(d) The factors that effects demand other than the price of the commodity with diagrams 4.
1 What drives demand?In economics, there are five decisions of individual needs and a sixth of aggregate needs.Removal year of demandFive demands are determined as follows:1. Prices of goods or services.2.
Buyer’s income.3. Price of goods or services related. These are free, certain good or those that are purchased with the service, or replaced, instead of particularly good or the purchase of services. 4.
Tasting or prioritizing the consumers.5. Expectation.
These are usually about the price will go on.4.2 Demand Equation or FunctionThis equation expresses the relationship between demand and the five determinants.QD = f (price, income, prices of related goods, tastes, expectations)It says that the quantity required of a product is a function of five factors: the price, the buyer’s income, the price of the related goods, the consumer’s taste, and all the expectations that the consumer has of future deliveries, prices, etc.4.3 How Each Determinant Affects DemandUnderstanding how each decision factor affects a problem is the first assumption that all other decision makers are unchanged. All other things like ceteris Paris bus or “would call this principle.
So, here is how each item affects the problem.Price: The law of this issue stipulates that the amount of demand decreases when prices rise. This also means that the demand will increase as prices drop.
If everything else is equal, people are based on their buying decisions at a price. The exact quantity purchased for each price level is described in the application list. It then displays the demand curve after it is drawn on the graph.If the number of response requests is very heavy at the price, it is called resilient needs. No matter what price, if the volume does not change, there is an unelastic need.Income: If the income rises, the number of requests. If income falls, so ask.
However, doubling your income does not always mean buying a double of a particular property or service. Even if you are rich, you only have a pint of tape you want to eat. This is where the concept of marginal utility on the stage.
The first cup of ice cream is delicious. You can have something else. Then, however, the border utility will begin to shrink to the point where it is no longer desirable.
Figure 1.1 to see the effect of changes in income.Price D_2 P_0 Q_2 Quantity (unit/time) Figure 1.

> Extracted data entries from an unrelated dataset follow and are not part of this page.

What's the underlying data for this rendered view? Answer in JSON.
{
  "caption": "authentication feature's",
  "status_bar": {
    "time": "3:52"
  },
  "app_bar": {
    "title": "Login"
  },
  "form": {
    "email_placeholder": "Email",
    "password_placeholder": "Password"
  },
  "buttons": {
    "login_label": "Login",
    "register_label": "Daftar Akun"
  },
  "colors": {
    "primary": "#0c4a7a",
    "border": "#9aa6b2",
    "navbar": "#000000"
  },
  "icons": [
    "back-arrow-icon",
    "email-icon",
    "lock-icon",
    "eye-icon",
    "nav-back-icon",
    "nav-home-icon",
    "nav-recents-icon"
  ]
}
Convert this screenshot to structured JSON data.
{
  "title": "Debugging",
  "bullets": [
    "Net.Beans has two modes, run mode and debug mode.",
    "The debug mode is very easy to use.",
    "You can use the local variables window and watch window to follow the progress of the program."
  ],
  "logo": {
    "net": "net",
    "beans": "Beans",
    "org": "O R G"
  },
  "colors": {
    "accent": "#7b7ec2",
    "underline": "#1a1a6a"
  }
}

1: Change in demand Prices of related goods or services: The price of additional goods and services will be lower depending on the cost of use of the product you are requesting. For example, the gasoline price amounted to $4 liters in 2008, the demand for the hammer dropped. Gas is good and it complements the hammer. The cost to drive the hammer increased with the price of gasoline. The gas and hammer are complementary products the demand curve for hammer shifted to the right. Figure 1.2 to see the hammer product in the demand curve.
Price D_2 P_0 Quantity (unit/time) Q_2 Figure 1.2: The demand for hammer productReverse reactions occur when an alternative price goes up. If such a thing occurs, people will want the best or more of services and proxies.

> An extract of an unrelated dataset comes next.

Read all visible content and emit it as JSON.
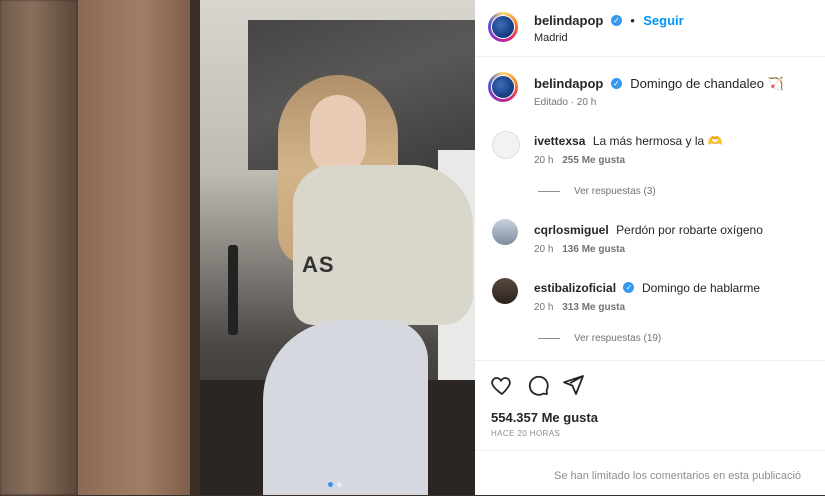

So I constantly renewed on Apple’s iPhone and iPod. New Android phones and other replacements will soon appear at a lower price, and Apple will come up with a better product. So android is no longer an alternative. The demand curve for Apple product shifts to the left, the demand is decrease.
Figure 1.3 to see the Apple product in the demand curve.Price D_2 P_0 Quantity (unit/time) Q_2 Figure 1.3: The demand for Apple productTastes: The basic set of public changes in favor of desire, emotion or product makes the required amount. Similarly, the requested amount will be expelled when the taste is against it. Brand Advertising is committed to increasing demand for consumer goods. For example, Buick spent millions of dollars to make you believe that your car is not just for seniors.
Expectations: When people expect the value of what they expect, they ask for more from it. 2005 Housing Asset Bubble description. The price of the house went up, but people were buying more because they hoped that the price would continue to rise. The price grew even more until the bubble burst into 2006. From 2007 to 2011, housing prices dropped by 30%. However, the requested amount does not increase.
For what? People expected the price to drop. The record level of foreclosures went to market because of major mortgage crises.This question did not occur until people expected that the future price would be.Number of buyers in the market: The number of users affects the global request or “added “.
As more buyers enter the market, demand increases. This is true even if the price does not change. This was another reason for the real estate bubble. The low cost and first level mortgages have increased the number of people who can afford the house. The total number of buyers on the market is expanding. The request of this House has increased.
When house prices began to fall, many realized that they could not afford to pay their mortgages. At that moment they never let him come. This reduced the number of buyers and led the demand.